Now that Thanksgiving has past, it’s time to talk turkey. Quite simply, there wasn’t one. We gave the turkey a pardon. For the first time in 48 years, Tom did not grace our table.

Our family did have a traditional Thanksgiving feast with all the delicious fall foods; cranberries, sweet potatoes, squash, apples, pumpkin and more. I am a firm believer that traditions help us know who we are and where we have come from.

Our sans turkey day came about because of a phone call from our daughter. “We are coming over,” she said,”but you don’t have to make a turkey.”

My immediate reaction was one of joy….I love Thanksgiving and I love to cook, but I have never been fond of preparing those big, dead birds.

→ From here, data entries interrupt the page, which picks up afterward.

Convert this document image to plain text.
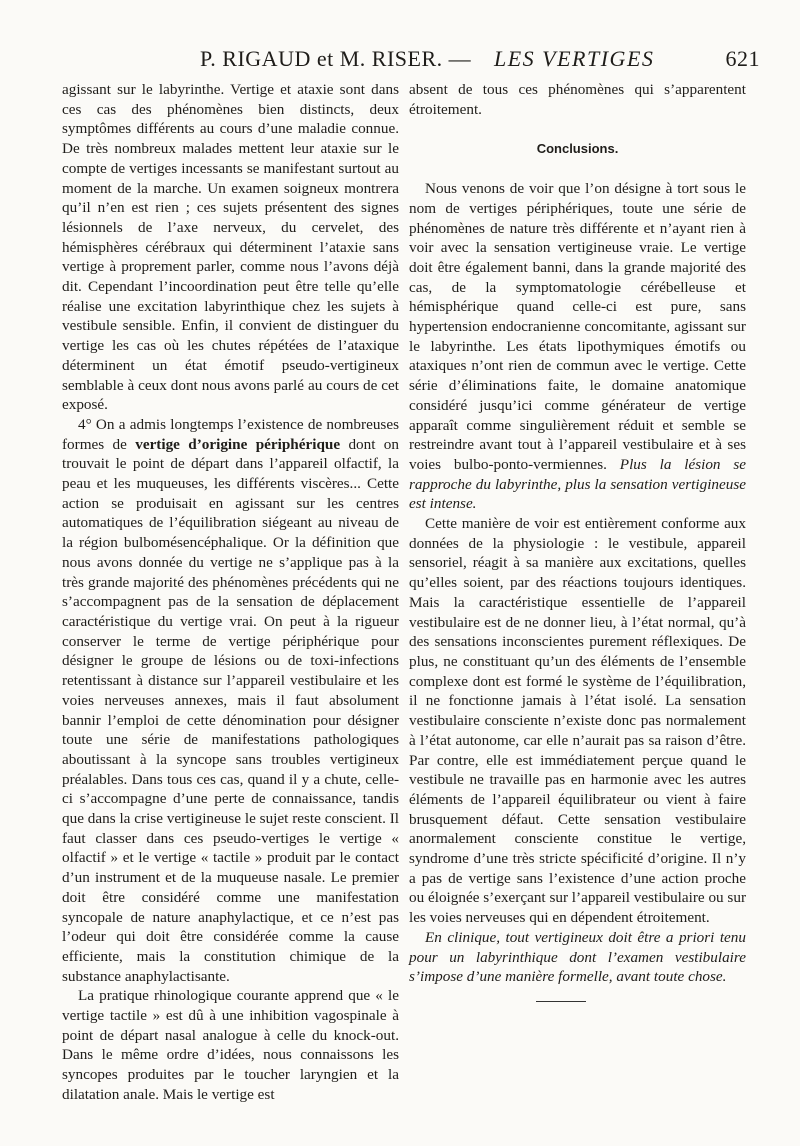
P. RIGAUD et M. RISER. — LES VERTIGES	621

agissant sur le labyrinthe. Vertige et ataxie sont dans ces cas des phénomènes bien distincts, deux symptômes différents au cours d’une maladie connue. De très nombreux malades mettent leur ataxie sur le compte de vertiges incessants se manifestant surtout au moment de la marche. Un examen soigneux montrera qu’il n’en est rien ; ces sujets présentent des signes lésionnels de l’axe nerveux, du cervelet, des hémisphères cérébraux qui déterminent l’ataxie sans vertige à proprement parler, comme nous l’avons déjà dit. Cependant l’incoordination peut être telle qu’elle réalise une excitation labyrinthique chez les sujets à vestibule sensible. Enfin, il convient de distinguer du vertige les cas où les chutes répétées de l’ataxique déterminent un état émotif pseudo-vertigineux semblable à ceux dont nous avons parlé au cours de cet exposé.

4° On a admis longtemps l’existence de nombreuses formes de vertige d’origine périphérique dont on trouvait le point de départ dans l’appareil olfactif, la peau et les muqueuses, les différents viscères... Cette action se produisait en agissant sur les centres automatiques de l’équilibration siégeant au niveau de la région bulbomésencéphalique. Or la définition que nous avons donnée du vertige ne s’applique pas à la très grande majorité des phénomènes précédents qui ne s’accompagnent pas de la sensation de déplacement caractéristique du vertige vrai. On peut à la rigueur conserver le terme de vertige périphérique pour désigner le groupe de lésions ou de toxi-infections retentissant à distance sur l’appareil vestibulaire et les voies nerveuses annexes, mais il faut absolument bannir l’emploi de cette dénomination pour désigner toute une série de manifestations pathologiques aboutissant à la syncope sans troubles vertigineux préalables. Dans tous ces cas, quand il y a chute, celle-ci s’accompagne d’une perte de connaissance, tandis que dans la crise vertigineuse le sujet reste conscient. Il faut classer dans ces pseudo-vertiges le vertige « olfactif » et le vertige « tactile » produit par le contact d’un instrument et de la muqueuse nasale. Le premier doit être considéré comme une manifestation syncopale de nature anaphylactique, et ce n’est pas l’odeur qui doit être considérée comme la cause efficiente, mais la constitution chimique de la substance anaphylactisante.

La pratique rhinologique courante apprend que « le vertige tactile » est dû à une inhibition vagospinale à point de départ nasal analogue à celle du knock-out. Dans le même ordre d’idées, nous connaissons les syncopes produites par le toucher laryngien et la dilatation anale. Mais le vertige est

absent de tous ces phénomènes qui s’apparentent étroitement.

Conclusions.

Nous venons de voir que l’on désigne à tort sous le nom de vertiges périphériques, toute une série de phénomènes de nature très différente et n’ayant rien à voir avec la sensation vertigineuse vraie. Le vertige doit être également banni, dans la grande majorité des cas, de la symptomatologie cérébelleuse et hémisphérique quand celle-ci est pure, sans hypertension endocranienne concomitante, agissant sur le labyrinthe. Les états lipothymiques émotifs ou ataxiques n’ont rien de commun avec le vertige. Cette série d’éliminations faite, le domaine anatomique considéré jusqu’ici comme générateur de vertige apparaît comme singulièrement réduit et semble se restreindre avant tout à l’appareil vestibulaire et à ses voies bulbo-ponto-vermiennes. Plus la lésion se rapproche du labyrinthe, plus la sensation vertigineuse est intense.

Cette manière de voir est entièrement conforme aux données de la physiologie : le vestibule, appareil sensoriel, réagit à sa manière aux excitations, quelles qu’elles soient, par des réactions toujours identiques. Mais la caractéristique essentielle de l’appareil vestibulaire est de ne donner lieu, à l’état normal, qu’à des sensations inconscientes purement réflexiques. De plus, ne constituant qu’un des éléments de l’ensemble complexe dont est formé le système de l’équilibration, il ne fonctionne jamais à l’état isolé. La sensation vestibulaire consciente n’existe donc pas normalement à l’état autonome, car elle n’aurait pas sa raison d’être. Par contre, elle est immédiatement perçue quand le vestibule ne travaille pas en harmonie avec les autres éléments de l’appareil équilibrateur ou vient à faire brusquement défaut. Cette sensation vestibulaire anormalement consciente constitue le vertige, syndrome d’une très stricte spécificité d’origine. Il n’y a pas de vertige sans l’existence d’une action proche ou éloignée s’exerçant sur l’appareil vestibulaire ou sur les voies nerveuses qui en dépendent étroitement.

En clinique, tout vertigineux doit être a priori tenu pour un labyrinthique dont l’examen vestibulaire s’impose d’une manière formelle, avant toute chose.
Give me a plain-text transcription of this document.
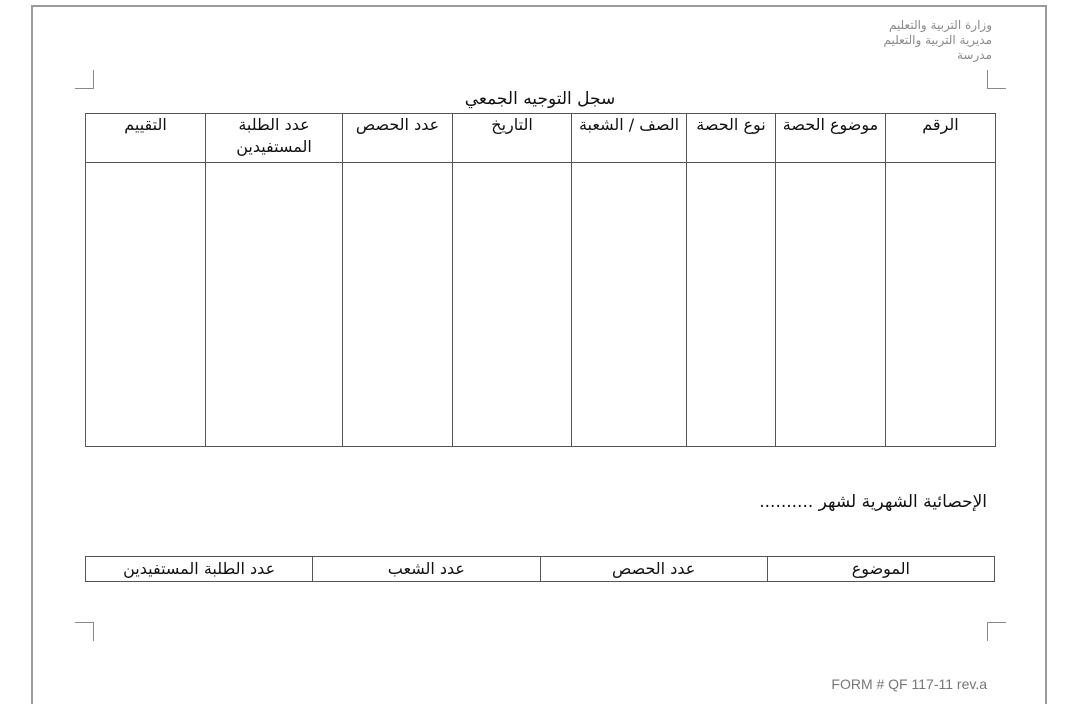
وزارة التربية والتعليم
مديرية التربية والتعليم
مدرسة
سجل التوجيه الجمعي
الرقم	موضوع الحصة	نوع الحصة	الصف / الشعبة	التاريخ	عدد الحصص	عدد الطلبة المستفيدين	التقييم

الإحصائية الشهرية لشهر ..........
الموضوع	عدد الحصص	عدد الشعب	عدد الطلبة المستفيدين
FORM # QF 117-11 rev.a
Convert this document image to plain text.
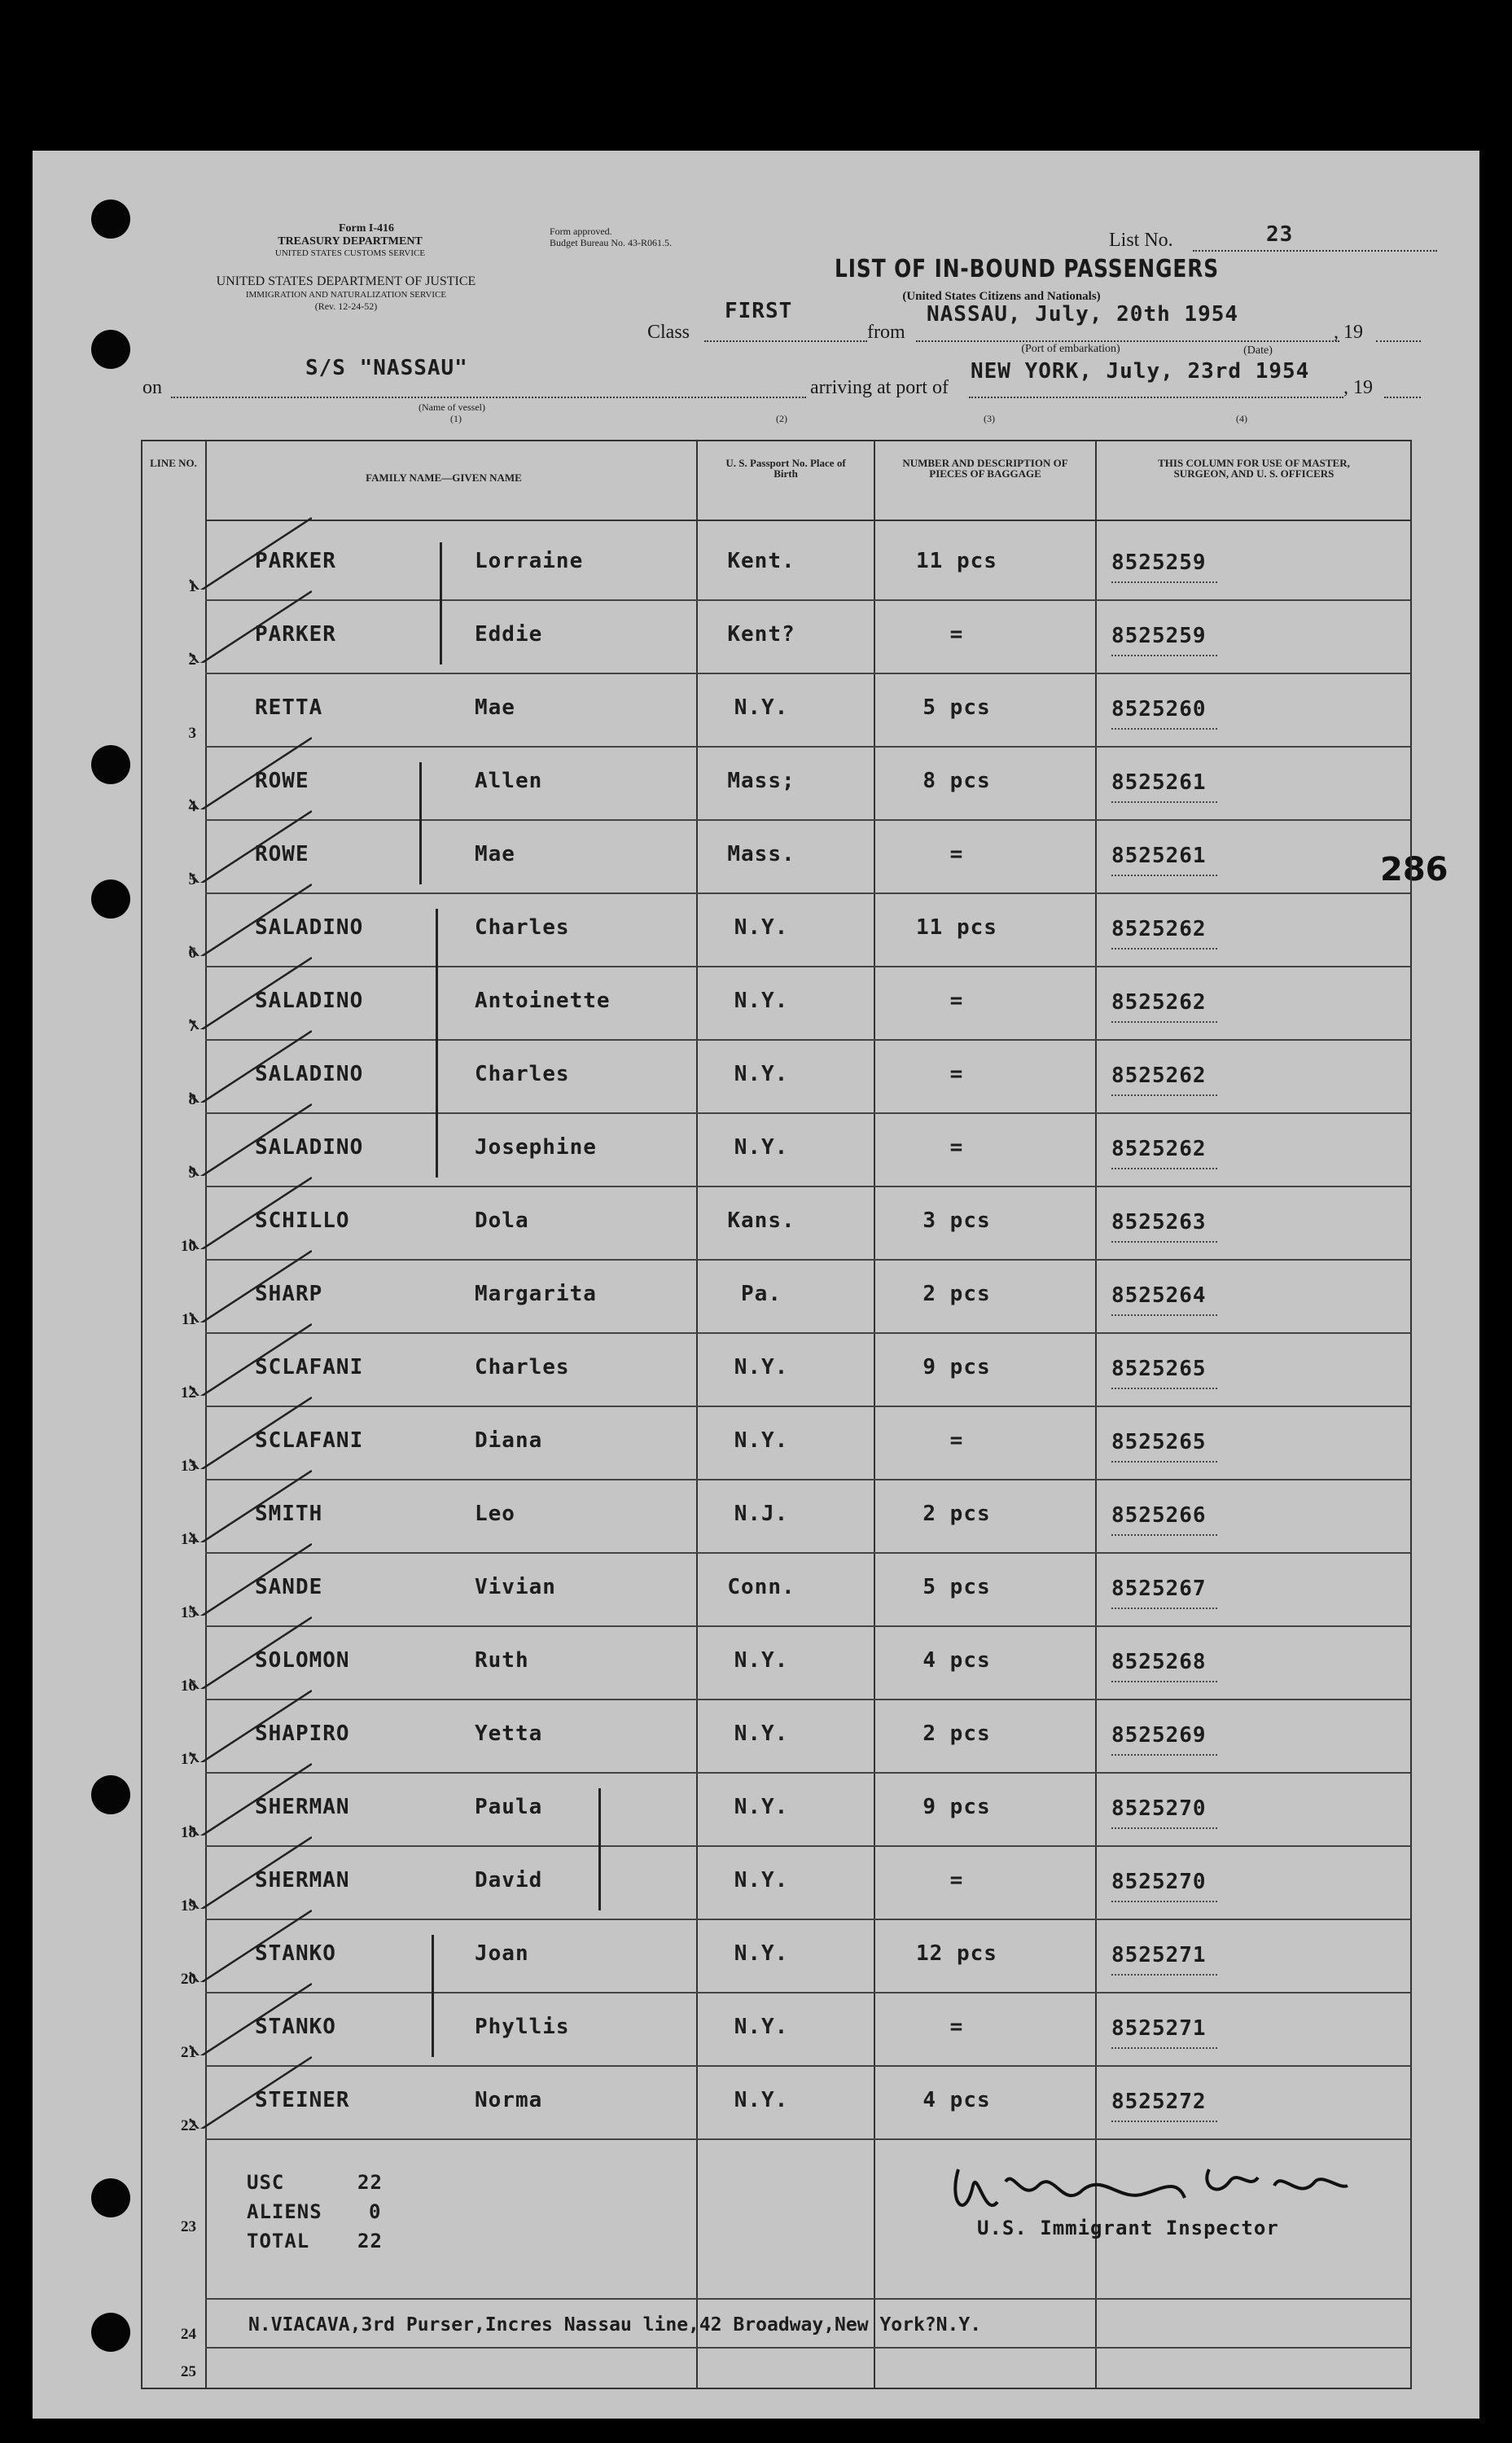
Form I-416
TREASURY DEPARTMENT
UNITED STATES CUSTOMS SERVICE
UNITED STATES DEPARTMENT OF JUSTICE
IMMIGRATION AND NATURALIZATION SERVICE
(Rev. 12-24-52)
Form approved.
Budget Bureau No. 43-R061.5.	List No.	23
LIST OF IN-BOUND PASSENGERS
(United States Citizens and Nationals)
Class
FIRST
from
NASSAU, July, 20th 1954
, 19
(Port of embarkation)	(Date)
on
S/S "NASSAU"
arriving at port of
NEW YORK, July, 23rd 1954
, 19
(Name of vessel)
(1)	(2)	(3)	(4)
286
LINE NO.
FAMILY NAME—GIVEN NAME
U. S. Passport No. Place of Birth
NUMBER AND DESCRIPTION OF PIECES OF BAGGAGE
THIS COLUMN FOR USE OF MASTER, SURGEON, AND U. S. OFFICERS
1
PARKER	Lorraine	Kent.	11 pcs	8525259
2
PARKER	Eddie	Kent?	=	8525259
3
RETTA	Mae	N.Y.	5 pcs	8525260
4
ROWE	Allen	Mass;	8 pcs	8525261
5
ROWE	Mae	Mass.	=	8525261
6
SALADINO	Charles	N.Y.	11 pcs	8525262
7
SALADINO	Antoinette	N.Y.	=	8525262
8
SALADINO	Charles	N.Y.	=	8525262
9
SALADINO	Josephine	N.Y.	=	8525262
10
SCHILLO	Dola	Kans.	3 pcs	8525263
11
SHARP	Margarita	Pa.	2 pcs	8525264
12
SCLAFANI	Charles	N.Y.	9 pcs	8525265
13
SCLAFANI	Diana	N.Y.	=	8525265
14
SMITH	Leo	N.J.	2 pcs	8525266
15
SANDE	Vivian	Conn.	5 pcs	8525267
16
SOLOMON	Ruth	N.Y.	4 pcs	8525268
17
SHAPIRO	Yetta	N.Y.	2 pcs	8525269
18
SHERMAN	Paula	N.Y.	9 pcs	8525270
19
SHERMAN	David	N.Y.	=	8525270
20
STANKO	Joan	N.Y.	12 pcs	8525271
21
STANKO	Phyllis	N.Y.	=	8525271
22
STEINER	Norma	N.Y.	4 pcs	8525272
23
USC	22
ALIENS 0
TOTAL 22
U.S. Immigrant Inspector
24	N.VIACAVA,3rd Purser,Incres Nassau line,42 Broadway,New York?N.Y.
25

Our daughter’s reasoning was flawless. She and her spouse love turkey, fix them superbly and make several each year. But their daughter is a vegetarian, my husband has recently become anti-poultry because of the practices of corporate agriculture and I have always been uncomfortable with eating meat. Those of us who eat low on the food chain are starting to be the majority in the family. Note that we are not trying to convert others to our view. Humans do come equipped with teeth befitting omnivores, and most food involves something dying even if it is a lowly soybean.

The Tooley cats and the nighttime guests in The Tooley Cafe do not share our views on turkeys. In past years, the cats were euphoric as the turkey roasted. They seemed to be thinking,”You’ve finally got it: birds exist to be eaten by carnivores.”

The night animals outside always had a “beast feast” on the turkey carcass. Not wishing our cafe to lose its Michelin rating, we supplied hot dogs and miniature marshmallows along with sunflower seeds.  By the next morning, our guests had licked the ground clean.